A middle bet happens when two sportsbooks disagree on a spread or total by enough that a gap opens between them — a gap where both sides of your bet win. Book A has Patriots -3, Book B has Jets +4.5. If New England wins by exactly 4, you cash both tickets. If the score lands anywhere else, you lose the vig on one side and win the other, netting a small loss. That asymmetry — small loss most of the time, double win occasionally — is what makes middles positive EV.

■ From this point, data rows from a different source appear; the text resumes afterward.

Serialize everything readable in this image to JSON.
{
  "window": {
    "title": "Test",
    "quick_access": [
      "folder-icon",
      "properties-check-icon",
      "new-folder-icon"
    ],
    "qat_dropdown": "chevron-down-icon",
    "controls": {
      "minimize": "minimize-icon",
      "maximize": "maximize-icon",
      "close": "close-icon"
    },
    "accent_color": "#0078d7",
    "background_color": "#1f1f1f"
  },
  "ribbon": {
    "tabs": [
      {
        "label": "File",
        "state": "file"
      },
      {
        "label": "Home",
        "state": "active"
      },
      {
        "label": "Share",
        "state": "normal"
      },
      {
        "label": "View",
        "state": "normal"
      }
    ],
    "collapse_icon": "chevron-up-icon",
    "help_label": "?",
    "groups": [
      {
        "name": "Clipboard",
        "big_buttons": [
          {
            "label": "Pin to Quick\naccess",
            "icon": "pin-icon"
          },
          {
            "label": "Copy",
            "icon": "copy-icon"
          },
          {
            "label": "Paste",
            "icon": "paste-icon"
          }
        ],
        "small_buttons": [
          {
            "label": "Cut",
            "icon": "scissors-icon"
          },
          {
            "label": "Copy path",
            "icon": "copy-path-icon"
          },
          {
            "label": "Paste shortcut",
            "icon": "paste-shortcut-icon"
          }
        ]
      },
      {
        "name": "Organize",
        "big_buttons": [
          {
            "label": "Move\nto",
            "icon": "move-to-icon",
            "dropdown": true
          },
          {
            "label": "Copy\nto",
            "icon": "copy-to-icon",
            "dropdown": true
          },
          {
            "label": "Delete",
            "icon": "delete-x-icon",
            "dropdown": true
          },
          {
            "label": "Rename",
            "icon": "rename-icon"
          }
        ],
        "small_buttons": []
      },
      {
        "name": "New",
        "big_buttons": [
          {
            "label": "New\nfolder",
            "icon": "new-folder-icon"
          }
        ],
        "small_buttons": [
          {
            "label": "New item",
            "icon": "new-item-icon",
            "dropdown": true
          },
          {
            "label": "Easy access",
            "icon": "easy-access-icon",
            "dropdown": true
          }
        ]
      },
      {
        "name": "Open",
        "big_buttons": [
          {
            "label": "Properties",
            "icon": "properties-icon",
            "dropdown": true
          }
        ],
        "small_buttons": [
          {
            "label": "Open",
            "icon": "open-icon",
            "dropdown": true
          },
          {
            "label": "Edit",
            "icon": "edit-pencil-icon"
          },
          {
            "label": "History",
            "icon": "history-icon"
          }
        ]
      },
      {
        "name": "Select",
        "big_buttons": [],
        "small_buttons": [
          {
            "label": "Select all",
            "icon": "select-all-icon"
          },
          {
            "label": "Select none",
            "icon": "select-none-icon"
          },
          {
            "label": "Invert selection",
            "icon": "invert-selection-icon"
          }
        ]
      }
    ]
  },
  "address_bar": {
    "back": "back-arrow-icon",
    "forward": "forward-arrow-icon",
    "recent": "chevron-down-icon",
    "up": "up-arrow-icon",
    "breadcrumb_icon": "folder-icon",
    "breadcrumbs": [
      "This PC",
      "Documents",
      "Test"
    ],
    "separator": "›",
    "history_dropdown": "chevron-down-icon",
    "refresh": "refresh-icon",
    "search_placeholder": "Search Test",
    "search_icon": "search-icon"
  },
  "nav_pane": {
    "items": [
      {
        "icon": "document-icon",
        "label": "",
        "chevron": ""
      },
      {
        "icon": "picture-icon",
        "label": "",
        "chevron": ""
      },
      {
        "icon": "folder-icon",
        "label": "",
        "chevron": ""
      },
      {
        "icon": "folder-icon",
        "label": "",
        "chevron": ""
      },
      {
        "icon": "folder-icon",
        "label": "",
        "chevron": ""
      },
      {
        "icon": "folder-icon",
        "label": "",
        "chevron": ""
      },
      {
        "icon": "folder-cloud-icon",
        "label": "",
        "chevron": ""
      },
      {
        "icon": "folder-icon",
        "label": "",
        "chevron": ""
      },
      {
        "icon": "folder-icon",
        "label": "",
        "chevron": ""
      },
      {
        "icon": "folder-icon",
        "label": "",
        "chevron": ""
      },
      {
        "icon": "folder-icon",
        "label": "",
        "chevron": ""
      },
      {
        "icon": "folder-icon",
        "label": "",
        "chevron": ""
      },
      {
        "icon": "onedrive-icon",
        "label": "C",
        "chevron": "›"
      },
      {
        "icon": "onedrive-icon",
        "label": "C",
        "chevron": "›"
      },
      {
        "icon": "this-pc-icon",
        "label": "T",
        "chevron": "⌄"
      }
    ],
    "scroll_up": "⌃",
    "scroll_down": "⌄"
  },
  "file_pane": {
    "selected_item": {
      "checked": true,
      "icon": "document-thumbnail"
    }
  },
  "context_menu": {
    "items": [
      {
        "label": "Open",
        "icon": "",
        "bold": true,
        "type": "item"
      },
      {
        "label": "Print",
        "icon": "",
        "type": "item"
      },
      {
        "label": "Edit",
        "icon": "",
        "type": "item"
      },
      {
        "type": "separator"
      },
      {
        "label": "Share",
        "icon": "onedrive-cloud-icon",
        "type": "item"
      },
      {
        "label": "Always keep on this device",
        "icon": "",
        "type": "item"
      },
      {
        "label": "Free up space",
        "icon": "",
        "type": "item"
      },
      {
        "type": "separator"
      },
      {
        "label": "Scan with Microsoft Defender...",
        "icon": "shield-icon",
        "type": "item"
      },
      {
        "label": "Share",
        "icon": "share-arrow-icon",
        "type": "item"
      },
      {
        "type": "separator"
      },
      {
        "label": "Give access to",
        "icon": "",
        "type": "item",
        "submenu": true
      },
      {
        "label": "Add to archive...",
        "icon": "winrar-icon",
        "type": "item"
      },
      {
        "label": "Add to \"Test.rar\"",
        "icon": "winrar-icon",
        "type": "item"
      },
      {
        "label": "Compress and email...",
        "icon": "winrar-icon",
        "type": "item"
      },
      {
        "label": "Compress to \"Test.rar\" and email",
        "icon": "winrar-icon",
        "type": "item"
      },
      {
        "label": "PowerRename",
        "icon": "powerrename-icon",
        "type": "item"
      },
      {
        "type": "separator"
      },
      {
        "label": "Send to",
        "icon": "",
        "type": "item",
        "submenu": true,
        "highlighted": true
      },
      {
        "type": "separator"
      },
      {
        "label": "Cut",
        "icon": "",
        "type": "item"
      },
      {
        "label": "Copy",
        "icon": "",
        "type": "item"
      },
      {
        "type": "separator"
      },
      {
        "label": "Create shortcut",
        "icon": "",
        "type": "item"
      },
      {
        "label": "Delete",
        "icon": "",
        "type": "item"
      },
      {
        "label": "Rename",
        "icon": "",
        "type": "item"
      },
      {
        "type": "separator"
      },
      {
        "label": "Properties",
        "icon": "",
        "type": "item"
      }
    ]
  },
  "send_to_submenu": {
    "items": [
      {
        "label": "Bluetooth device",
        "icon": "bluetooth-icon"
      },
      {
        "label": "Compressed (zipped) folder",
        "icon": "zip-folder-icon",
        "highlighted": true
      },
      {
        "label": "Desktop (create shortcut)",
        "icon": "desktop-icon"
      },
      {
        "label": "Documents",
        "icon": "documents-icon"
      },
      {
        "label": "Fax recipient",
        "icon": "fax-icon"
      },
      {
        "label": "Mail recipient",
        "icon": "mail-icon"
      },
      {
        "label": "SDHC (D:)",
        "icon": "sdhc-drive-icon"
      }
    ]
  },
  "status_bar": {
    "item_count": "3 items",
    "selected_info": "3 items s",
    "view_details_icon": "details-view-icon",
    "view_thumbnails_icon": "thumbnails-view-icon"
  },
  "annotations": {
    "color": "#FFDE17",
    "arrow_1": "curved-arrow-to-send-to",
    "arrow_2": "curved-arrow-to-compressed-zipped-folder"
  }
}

Unlike arbitrage, middles don’t guarantee profit on every outcome. You’re paying a known cost (vig on both bets) for a probability-weighted shot at a much larger payout. The edge comes from the math: when the expected value of the double-win scenario exceeds the expected vig drag, you have a bet worth making. Automating the detection of these opportunities is straightforward once you understand the underlying math.
Middling Math
The core question is simple: does the probability of the final score landing in the middle zone, multiplied by the double-win payout, exceed the cost of the combined vig?
A Concrete Example
Book A offers Patriots -3 (-110). Book B offers Jets +4.5 (-110). You bet $110 to win $100 on each side.
Three outcome scenarios:
| Scenario | Pats Win By | Book A Bet | Book B Bet | Net |
|---|---|---|---|---|
| Middle hits | Exactly 4 | Win +$100 | Win +$100 | +$200 |
| Pats cover both | 5 or more | Win +$100 | Lose -$110 | -$10 |
| Jets cover both | Pats win by 0-2, or lose | Lose -$110 | Win +$100 | -$10 |
If the middle doesn’t hit, you lose $10 (the vig differential). If it hits, you win $200. The middle zone here is a single number — Patriots win by exactly 4. In NFL games, the probability of any specific margin occurring is roughly 3-6% depending on the number, with key numbers like 3 and 7 hitting at the high end of that range.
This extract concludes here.